Most children are not screened or tested for OSA/SDB and therefore are not diagnosed with the condition. The reason for this is that many physicians, especially pediatricians, are still unaware of the relatively new field of OSA/SDB. Conditions such as bed wetting,19,20 behavioral problems,21 and attention deficit hyperactivity disorder22 could possibly be prevented if infant sleep problems were addressed early.

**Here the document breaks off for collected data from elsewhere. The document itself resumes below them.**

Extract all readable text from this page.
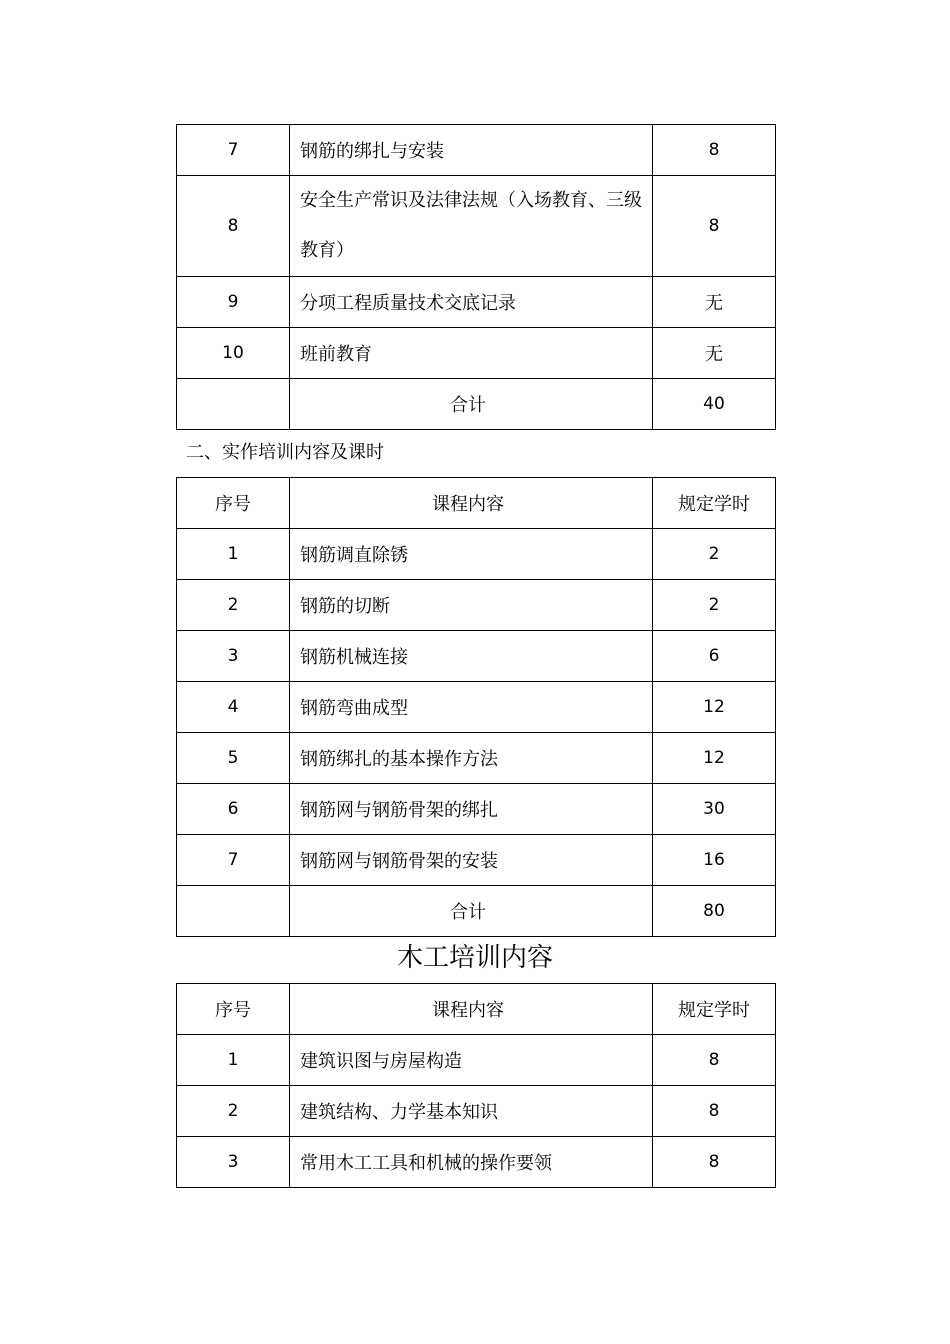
7	钢筋的绑扎与安装	8
8	安全生产常识及法律法规（入场教育、三级教育）	8
9	分项工程质量技术交底记录	无
10	班前教育	无
	合计	40
二、实作培训内容及课时
序号	课程内容	规定学时
1	钢筋调直除锈	2
2	钢筋的切断	2
3	钢筋机械连接	6
4	钢筋弯曲成型	12
5	钢筋绑扎的基本操作方法	12
6	钢筋网与钢筋骨架的绑扎	30
7	钢筋网与钢筋骨架的安装	16
	合计	80
木工培训内容
序号	课程内容	规定学时
1	建筑识图与房屋构造	8
2	建筑结构、力学基本知识	8
3	常用木工工具和机械的操作要领	8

Oral Characteristics of Sleep Apnea
Anything that decreases the normal volume of the oral or nasal cavity can contribute to OSA/SDB. Some factors that can contribute to decreased size include tumors, large tongues, and tori. Large tongues are due to genetics, while tori are due to clenching and bruxing (Figures 3 and 4, page 56). Tongue-based obstructions can be checked by pulling the tongue forward out of the mouth with gauze and then having the person breathe while the tongue is advanced. Those with obstructions at the tongue base can many times immediately note better airflow. Obstructions to nasal airflow can be checked by visual inspection using a nasal spectrum or by blocking one side of the nose while having the patient breathe through the other side. One should also note the shape and collapsibility of the nose.23
Individuals with long face syndrome (LFS)24 are also at high risk for having OSA/SDB. Although some individuals with LFS have a genetic predisposition for it, many have the disorder because of large tonsils or an obstruction in the airway that forced them to become mouth breathers when they were youngsters. The chronic mouth breathing can then lead to a narrowing or collapse of the face.25
Conclusion
We are seeing just the tip of the iceberg when it comes to the medical expenses associated with OSA/SDB. Most of the morphometric features that put an adult at risk for OSA/SDB are present during early childhood. It is up to health care providers to recognize these features and treat them early. Many of our children are suffering disorders related to airway resistance and poor quality of sleep. By treating early, we, as a society, can have healthier children as well as lowered health care costs. Treatments can be as simple as rapid palatal expansion before the fusion of the midpalatal suture line, removal of massive tonsils, or correction of a Class II malocclusion at the proper growth period. Prevention is the best and cheapest way to treat OSA/SDB. The best prevention is breast-feeding and keeping pacifiers out of the mouths of our children. Breast-feeding is the best form of health care we can give children. It is free to all children. Not only are there nutritional, immunological, and psychological benefits of breast-feeding, there are also the benefits of a better occlusion and a reduced risk of OSA/SDB. All health care providers need to understand the benefits of breast-feeding and need to encourage it as much as possible.
Brian G. Palmer, DDS, is a full-time general dentist in Kansas City, Mo, who has a special interest in the cause, prevention, and treatment of obstructive sleep apnea.